Les sondages pré-électoraux ont manifestement su prédire correctement les intentions de vote. S'il est rageant de constater que les médias dominants et les sondeurs aient pu approcher le dénouement final il faut, maintenant que le calme est revenu et l'objectif atteint, faire les comptes pour tenter de comprendre ce que nous devons réellement aux faiseurs d'opinion.
Tout d'abord disons-le tout net, quelque soit le niveau de similitude entre les sondages de dernière minute et les résultats finaux, cela ne change absolument rien au caractère non scientifique des méthodes utilisées. Mais je suis obligé d'admettre mon erreur complète concernant les résultats du premier tour, en effet j'étais persuadé que le vote Front de gauche était minoré tandis que le vote Front national était majoré par les instituts. Il est malheureusement impossible de connaître l'ampleur de l'incitation que provoquent les sondages quant aux votes réels, dès lors beaucoup d'interprétations sont possibles. Certains estiment que 30% des électeurs de Hollande auraient hésité à voter Front de gauche au premier tour. Je ne sais pas d'où sort ce chiffre qui paradoxalement continue à donner trop d'importance aux enquêtes d'opinion, mieux vaut oublier cela et nous concentrer sur la réalité.

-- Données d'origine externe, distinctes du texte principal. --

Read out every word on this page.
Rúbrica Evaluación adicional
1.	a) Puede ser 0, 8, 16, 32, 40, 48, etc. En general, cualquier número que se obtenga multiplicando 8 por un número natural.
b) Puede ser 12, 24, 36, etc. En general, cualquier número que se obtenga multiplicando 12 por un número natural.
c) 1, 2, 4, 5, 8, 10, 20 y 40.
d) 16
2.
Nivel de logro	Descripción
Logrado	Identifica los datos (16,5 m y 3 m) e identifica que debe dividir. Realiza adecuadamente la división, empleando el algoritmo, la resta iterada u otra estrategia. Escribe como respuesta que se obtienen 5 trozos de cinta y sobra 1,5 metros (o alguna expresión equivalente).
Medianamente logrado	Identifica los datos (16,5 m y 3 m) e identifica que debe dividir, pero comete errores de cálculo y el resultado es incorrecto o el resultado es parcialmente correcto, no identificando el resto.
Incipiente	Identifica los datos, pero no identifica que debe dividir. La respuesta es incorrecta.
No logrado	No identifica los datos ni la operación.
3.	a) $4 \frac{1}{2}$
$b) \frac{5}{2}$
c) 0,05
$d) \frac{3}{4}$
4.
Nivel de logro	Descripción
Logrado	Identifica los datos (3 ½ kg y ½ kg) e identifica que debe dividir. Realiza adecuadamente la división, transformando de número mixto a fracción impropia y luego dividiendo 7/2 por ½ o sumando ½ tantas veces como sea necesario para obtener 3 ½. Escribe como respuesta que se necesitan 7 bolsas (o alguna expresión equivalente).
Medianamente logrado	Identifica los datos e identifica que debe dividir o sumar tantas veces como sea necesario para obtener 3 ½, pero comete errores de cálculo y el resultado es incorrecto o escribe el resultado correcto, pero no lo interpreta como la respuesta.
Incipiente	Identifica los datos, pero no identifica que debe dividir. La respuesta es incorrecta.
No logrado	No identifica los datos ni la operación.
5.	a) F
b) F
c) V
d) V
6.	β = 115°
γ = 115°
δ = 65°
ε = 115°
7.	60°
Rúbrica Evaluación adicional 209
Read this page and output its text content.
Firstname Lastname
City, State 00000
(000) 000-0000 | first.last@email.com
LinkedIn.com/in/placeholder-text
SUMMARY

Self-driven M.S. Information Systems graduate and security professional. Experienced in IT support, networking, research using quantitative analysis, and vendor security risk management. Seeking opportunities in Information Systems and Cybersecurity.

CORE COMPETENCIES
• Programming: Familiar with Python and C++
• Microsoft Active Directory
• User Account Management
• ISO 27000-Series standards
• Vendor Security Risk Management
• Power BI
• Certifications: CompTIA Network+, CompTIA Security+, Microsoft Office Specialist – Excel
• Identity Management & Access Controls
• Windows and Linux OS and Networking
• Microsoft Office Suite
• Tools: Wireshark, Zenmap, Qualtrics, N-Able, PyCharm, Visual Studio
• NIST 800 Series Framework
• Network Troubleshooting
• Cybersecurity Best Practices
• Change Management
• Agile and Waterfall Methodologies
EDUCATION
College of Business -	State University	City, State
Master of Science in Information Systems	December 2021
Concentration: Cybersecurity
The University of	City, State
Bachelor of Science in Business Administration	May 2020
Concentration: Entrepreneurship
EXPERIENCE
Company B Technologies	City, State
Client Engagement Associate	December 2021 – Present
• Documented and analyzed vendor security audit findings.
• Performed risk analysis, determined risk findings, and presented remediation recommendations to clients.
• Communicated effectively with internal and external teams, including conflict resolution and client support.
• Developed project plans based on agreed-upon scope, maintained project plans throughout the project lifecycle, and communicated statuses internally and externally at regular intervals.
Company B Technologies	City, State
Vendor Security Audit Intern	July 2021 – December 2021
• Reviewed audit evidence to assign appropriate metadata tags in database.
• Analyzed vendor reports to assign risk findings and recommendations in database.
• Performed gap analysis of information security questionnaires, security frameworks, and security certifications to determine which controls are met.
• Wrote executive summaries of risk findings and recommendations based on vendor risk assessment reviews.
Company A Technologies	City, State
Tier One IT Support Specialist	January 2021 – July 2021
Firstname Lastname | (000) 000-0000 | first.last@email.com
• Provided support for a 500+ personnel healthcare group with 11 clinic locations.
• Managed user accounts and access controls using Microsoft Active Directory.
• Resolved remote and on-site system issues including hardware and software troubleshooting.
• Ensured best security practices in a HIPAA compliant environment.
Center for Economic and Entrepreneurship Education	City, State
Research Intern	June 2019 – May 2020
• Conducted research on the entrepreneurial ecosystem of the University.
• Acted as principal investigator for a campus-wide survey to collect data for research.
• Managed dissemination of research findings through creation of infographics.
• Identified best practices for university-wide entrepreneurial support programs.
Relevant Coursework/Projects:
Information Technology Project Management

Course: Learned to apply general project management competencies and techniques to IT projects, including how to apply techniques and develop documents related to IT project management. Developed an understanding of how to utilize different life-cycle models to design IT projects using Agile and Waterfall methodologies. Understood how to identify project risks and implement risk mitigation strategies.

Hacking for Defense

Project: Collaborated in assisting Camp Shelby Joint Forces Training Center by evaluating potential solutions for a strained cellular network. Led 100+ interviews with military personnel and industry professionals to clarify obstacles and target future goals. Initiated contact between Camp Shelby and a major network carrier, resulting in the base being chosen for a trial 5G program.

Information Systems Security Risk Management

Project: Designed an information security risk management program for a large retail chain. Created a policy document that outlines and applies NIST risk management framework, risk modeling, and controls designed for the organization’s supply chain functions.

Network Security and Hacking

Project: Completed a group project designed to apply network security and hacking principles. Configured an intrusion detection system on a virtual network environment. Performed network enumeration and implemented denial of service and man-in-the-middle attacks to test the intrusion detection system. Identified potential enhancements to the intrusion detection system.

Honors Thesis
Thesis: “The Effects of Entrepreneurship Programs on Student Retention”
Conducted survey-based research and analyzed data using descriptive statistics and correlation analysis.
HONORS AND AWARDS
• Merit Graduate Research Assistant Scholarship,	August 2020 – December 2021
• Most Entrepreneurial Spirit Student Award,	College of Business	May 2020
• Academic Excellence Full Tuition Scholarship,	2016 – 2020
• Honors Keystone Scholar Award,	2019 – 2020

Les faits sont là: le Front de gauche a fait 11% et le FN 18% alors que je pensais, vu la campagne extraordinaire du FDG, que les scores seraient plutôt dans l'autre sens. Or dans une ambiance électrique, probablement due aux thèmes abordés par le FN et malheureusement relayés par l'UMP, la dernière semaine de campagne a été parfaitement surréaliste. Ceci tend à prouver, à mon sens, que les partisans du Front de gauche n'ont pas rêvé, et que beaucoup ont manifestement pensé que le FDG constituait une menace pour le PS au premier tour.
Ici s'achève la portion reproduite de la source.